As the German edition of "Rolling Stone" magazine once wrote about composer John Williams: "It's not that he needs the films; the films need him."
The American composer took home his first Oscar in 1976 for the iconic soundtrack to the movie "Jaws," proving his worth early on.
Williams is a master of creating musical suspense.
Although the "Jaws" theme — commonly known as the "shark motif" — consists of only two alternating notes, it creates a feeling of imminent danger likely to give the listener goosebumps.
With his compositions, Williams always ensures the action on screen is underscored by an effective musical accompaniment — often with surprising twists.

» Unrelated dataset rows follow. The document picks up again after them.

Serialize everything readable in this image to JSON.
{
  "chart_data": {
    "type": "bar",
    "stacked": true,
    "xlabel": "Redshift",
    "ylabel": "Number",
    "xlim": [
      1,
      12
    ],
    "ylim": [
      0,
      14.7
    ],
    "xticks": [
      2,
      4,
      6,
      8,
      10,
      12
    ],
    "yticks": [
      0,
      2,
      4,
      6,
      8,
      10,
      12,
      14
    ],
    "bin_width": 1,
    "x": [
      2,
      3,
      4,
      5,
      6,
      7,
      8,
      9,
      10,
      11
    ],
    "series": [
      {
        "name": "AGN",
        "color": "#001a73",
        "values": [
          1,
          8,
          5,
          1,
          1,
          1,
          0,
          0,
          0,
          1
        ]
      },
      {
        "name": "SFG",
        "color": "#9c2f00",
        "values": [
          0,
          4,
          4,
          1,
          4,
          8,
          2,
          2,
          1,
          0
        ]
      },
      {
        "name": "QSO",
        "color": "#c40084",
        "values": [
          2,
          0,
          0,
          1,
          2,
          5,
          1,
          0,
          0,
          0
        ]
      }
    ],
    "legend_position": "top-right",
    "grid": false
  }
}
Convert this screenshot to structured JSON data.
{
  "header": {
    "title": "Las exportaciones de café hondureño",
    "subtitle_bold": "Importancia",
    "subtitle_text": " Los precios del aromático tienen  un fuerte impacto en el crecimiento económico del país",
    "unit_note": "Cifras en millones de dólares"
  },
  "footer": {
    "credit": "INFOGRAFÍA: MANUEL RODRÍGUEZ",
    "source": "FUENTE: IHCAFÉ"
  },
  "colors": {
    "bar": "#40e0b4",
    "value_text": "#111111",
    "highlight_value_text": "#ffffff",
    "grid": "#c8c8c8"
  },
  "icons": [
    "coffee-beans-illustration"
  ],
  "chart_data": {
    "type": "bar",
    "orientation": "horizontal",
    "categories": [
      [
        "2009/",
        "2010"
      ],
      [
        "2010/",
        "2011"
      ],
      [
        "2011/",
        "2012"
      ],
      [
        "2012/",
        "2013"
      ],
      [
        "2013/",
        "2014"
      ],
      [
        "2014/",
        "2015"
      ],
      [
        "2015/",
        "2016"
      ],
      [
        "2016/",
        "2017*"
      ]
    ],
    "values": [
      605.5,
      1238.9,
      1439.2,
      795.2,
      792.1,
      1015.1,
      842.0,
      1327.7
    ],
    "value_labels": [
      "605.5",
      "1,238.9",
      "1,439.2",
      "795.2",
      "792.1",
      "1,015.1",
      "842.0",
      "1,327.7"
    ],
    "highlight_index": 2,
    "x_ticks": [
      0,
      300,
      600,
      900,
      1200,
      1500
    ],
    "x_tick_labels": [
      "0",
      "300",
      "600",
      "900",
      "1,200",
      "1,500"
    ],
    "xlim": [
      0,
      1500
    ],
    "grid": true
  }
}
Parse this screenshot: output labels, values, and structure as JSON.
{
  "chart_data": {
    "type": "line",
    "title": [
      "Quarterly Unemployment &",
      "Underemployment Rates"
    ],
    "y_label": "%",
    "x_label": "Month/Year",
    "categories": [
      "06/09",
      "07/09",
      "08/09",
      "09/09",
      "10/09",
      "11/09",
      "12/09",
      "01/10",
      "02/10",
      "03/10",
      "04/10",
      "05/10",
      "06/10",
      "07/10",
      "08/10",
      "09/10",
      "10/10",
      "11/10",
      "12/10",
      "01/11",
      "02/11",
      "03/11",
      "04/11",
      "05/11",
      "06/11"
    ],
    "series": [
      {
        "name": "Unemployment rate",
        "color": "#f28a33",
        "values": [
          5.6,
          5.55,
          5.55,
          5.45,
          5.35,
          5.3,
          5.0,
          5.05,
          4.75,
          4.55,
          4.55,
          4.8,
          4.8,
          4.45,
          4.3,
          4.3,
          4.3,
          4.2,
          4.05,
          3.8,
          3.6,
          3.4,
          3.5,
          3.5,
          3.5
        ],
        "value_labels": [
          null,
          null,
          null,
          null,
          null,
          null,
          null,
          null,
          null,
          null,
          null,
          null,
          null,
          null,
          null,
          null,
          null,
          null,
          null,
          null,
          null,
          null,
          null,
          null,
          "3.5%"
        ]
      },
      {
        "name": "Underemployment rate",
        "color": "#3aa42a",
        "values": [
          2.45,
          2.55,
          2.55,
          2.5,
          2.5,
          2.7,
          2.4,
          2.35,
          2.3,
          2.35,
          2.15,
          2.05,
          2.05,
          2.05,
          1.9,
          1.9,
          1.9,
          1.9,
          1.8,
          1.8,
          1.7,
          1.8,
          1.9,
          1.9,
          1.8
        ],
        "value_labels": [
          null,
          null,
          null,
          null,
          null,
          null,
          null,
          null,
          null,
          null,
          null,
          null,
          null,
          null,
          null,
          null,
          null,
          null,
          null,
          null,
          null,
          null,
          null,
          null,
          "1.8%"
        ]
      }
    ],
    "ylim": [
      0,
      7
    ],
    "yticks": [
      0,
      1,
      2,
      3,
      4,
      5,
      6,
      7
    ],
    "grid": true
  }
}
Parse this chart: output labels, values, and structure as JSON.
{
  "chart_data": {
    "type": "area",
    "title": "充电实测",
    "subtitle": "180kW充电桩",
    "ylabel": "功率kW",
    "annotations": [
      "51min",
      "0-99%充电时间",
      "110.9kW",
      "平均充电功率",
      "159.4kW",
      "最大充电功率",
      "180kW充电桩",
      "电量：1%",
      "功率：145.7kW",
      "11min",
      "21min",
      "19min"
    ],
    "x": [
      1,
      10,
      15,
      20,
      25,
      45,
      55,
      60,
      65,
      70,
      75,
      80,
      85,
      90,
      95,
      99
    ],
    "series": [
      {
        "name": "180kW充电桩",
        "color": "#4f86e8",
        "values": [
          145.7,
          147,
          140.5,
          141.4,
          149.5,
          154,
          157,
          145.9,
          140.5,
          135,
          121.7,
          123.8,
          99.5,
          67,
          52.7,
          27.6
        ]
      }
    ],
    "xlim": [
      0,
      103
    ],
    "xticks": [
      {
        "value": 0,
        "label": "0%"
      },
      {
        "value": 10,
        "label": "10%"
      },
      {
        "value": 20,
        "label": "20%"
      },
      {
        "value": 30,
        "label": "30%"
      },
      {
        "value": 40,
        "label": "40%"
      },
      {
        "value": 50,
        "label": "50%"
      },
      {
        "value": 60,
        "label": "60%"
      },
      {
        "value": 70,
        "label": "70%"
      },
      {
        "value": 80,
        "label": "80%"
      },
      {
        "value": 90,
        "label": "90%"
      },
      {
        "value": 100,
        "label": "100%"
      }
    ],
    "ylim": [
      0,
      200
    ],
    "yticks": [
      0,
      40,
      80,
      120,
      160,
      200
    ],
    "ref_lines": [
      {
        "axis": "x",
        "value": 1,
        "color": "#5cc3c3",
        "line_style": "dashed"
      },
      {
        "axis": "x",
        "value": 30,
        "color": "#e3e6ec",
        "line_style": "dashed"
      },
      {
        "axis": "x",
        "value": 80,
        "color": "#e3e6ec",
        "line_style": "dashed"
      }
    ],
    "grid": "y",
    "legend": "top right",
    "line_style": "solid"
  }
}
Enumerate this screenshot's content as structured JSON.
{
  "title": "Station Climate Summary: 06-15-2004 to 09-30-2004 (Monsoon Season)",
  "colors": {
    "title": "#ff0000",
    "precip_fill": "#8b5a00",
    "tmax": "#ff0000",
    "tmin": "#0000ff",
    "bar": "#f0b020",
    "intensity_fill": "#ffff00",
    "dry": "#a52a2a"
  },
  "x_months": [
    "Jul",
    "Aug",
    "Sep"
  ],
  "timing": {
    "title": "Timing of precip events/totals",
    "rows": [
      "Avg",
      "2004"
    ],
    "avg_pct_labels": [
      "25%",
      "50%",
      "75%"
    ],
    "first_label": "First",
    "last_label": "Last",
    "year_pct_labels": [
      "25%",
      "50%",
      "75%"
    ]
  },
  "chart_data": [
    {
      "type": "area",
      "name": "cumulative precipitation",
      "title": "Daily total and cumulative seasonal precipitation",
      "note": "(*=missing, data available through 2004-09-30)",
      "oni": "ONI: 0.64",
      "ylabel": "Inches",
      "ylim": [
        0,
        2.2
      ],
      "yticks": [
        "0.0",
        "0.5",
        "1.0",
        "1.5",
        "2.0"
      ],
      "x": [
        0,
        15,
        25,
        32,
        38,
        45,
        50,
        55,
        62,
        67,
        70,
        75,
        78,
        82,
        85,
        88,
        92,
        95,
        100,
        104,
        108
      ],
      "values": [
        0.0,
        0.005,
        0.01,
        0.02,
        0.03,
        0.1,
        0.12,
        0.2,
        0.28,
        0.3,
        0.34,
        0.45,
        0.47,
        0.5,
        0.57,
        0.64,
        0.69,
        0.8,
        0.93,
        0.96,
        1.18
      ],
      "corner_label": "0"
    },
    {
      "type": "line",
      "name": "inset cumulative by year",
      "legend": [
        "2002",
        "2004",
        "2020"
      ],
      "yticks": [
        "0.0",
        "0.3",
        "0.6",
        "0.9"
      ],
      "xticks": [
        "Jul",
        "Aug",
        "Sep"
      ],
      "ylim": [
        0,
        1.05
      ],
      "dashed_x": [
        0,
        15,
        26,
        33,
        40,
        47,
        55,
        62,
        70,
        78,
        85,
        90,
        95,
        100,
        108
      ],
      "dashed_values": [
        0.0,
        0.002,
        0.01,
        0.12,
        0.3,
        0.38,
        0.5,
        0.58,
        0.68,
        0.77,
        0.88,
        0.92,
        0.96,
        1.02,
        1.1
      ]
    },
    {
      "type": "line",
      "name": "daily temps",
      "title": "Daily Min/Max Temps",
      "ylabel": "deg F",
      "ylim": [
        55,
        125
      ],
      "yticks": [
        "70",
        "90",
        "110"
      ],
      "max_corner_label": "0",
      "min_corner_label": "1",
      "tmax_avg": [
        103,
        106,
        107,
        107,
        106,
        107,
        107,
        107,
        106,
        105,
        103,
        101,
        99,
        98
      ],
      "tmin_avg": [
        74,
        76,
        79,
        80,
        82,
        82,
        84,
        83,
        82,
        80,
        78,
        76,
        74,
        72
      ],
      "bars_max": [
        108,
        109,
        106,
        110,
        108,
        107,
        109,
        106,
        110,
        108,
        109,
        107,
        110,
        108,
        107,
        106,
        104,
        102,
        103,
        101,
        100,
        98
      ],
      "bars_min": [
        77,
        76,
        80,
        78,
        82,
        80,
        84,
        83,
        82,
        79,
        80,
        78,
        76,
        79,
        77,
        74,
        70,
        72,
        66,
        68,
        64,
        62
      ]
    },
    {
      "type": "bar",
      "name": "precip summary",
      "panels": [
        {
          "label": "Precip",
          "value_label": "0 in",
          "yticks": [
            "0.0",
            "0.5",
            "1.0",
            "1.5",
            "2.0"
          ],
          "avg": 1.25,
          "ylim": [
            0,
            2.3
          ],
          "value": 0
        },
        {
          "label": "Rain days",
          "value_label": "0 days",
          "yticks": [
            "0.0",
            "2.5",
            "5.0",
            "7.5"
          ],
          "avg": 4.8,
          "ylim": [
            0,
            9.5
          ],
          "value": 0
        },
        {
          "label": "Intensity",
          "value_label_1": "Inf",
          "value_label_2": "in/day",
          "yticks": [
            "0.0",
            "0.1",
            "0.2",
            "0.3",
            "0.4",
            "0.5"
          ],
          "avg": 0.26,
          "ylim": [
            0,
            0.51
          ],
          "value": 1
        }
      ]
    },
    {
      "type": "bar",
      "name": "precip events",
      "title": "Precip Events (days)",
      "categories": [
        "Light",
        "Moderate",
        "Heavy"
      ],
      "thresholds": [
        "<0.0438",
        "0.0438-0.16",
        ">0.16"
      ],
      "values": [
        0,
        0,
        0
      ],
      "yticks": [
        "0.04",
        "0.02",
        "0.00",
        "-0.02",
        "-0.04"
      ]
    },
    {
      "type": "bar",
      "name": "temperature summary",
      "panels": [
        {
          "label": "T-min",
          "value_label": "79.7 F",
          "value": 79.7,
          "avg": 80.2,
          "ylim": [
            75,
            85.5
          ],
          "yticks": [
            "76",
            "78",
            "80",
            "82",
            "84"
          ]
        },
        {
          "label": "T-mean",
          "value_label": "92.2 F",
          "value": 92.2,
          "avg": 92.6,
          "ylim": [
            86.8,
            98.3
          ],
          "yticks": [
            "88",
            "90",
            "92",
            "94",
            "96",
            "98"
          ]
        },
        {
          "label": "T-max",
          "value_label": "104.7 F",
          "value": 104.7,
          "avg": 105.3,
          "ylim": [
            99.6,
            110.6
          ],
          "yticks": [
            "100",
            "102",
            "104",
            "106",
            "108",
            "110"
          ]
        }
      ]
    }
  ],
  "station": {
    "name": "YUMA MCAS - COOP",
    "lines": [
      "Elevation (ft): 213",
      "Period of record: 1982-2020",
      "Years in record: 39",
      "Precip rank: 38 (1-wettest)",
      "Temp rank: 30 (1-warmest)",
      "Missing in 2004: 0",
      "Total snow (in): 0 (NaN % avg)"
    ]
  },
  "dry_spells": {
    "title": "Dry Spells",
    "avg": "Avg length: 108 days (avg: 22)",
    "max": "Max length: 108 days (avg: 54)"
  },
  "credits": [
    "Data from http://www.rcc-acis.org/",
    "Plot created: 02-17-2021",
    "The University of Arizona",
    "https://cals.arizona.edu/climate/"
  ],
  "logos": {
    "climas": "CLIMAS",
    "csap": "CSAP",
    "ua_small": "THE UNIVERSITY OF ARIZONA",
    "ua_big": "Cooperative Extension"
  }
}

Inspired by Richard Wagner
The complexity of his compositions can be heard in the scores for George Lucas' cult science fiction series "Star Wars." Williams' music underscores the space epic and has become so well-known that it is now even performed by the world's top orchestras, including the Berlin Philharmonic.
Whether announcing the appearance of Darth Vader in the "Imperial March" or underlining the drama in the "Battle of Hoth," "Star Wars" fans will recall how Williams' powerful compositions underscore the action in the films.
In the "Star Wars" music, as well as in other scores, Williams frequently uses motifs — every significant character and important scene is given its own musical theme.
For this approach, Williams drew inspiration from another master of epic orchestral works: Richard Wagner. The 19th-century composer was the master of creating leitmotifs around specific characters in his opera cycle "Der Ring des Nibelungen." Wagner used hundreds of leitmotifs in his works, each associated with a specific character or situation.
No need to read the script
Williams' approach to movie composition is unusual. He never reads the scripts, but rather watches the finished film before beginning to compose its music. He even writes down the notes by hand.
Although Williams is perhaps best known for the music in the "Star Wars" trilogy by director George Lucas, he has most often worked with director Steven Spielberg. The Hollywood director and the composer have collaborated on 28 films.
At the 2016 event for the American Film Institute's Lifetime Achievement Award that was presented to Williams, Spielberg praised the composer's work and his ability to harness the power that lies in music as it relates to film.
He compared Williams' complex compositions to the work of Debussy and Stravinsky and described the connection between director and composer as "a perfect marriage."
"Without John Williams, bikes don't fly and neither do brooms in Quidditch matches, nor do men in red capes," Spielberg said in his tribute to the composer. "There is no Force, dinosaurs do not walk the earth. We do not wonder, we do not weep, we do not believe," the director added.
Hollywood just happened
Williams was born in New York in 1932. The son of an orchestral musician, he studied piano at the prestigious Juilliard School in Manhattan and worked as a jazz musician.
As a young musician, he didn't set out to write film scores, he once told BBC Music Magazine. He was more interested in playing the piano and, in his own words, was "pretty good" at it.
He claims his Hollywood career came about by chance: "I just put one foot in front of the other," he said. While performing on film scores by other composers as a session musician, he started composing his own scores, gaining recognition for his versatility in different music genres.
A record number of Oscar nominations
William's work is not only limited to film scores. Featured as a guest conductor for numerous orchestras, Williams also composed the 2002 Olympic anthem "Call of the Champions" for the Winter Games in Salt Lake City and the music for the swearing-in ceremony of US President Barack Obama in 2009. The composer has also created original works for famous classical musicians, such as violinist Itzhak Perlman and cellist Yo-Yo Ma.
With 52 nods from the Academy to date, Williams currently holds the record for the most Oscar nominations for a living person, and the second most-nominated individual after Walt Disney.
The list of Hollywood films for which he has composed soundtracks is notably impressive, including "E.T.," "Superman," the first three films of the Harry Potter series and "Schindler's List," among many others.
With the music for "Star Wars: The Rise of Skywalker," Williams earned his 52nd Oscar nomination in 2020.
He has won the prestigious award five times since 1972, for "Fiddler on the Roof," "Jaws," "Star Wars," "E.T." and "Schindler's List."
An important milestone
John Williams' 90th birthday will be duly celebrated. Over the next months, orchestras, film and music associations are planning numerous tributes to mark the milestone.
In October 2021, Williams conducted the Berlin Philharmonic in a program of his well-known compositions. That appearance was "a great honor and privilege" for him, he said at the time.
The compliment is now returned by the well-wishers: as a special gift, the album "John Williams: The Berlin Concert" will be released in honor of his birthday on February 7. It was created in cooperation with star violinist Anne-Sophie Mutter.
This article was translated from German.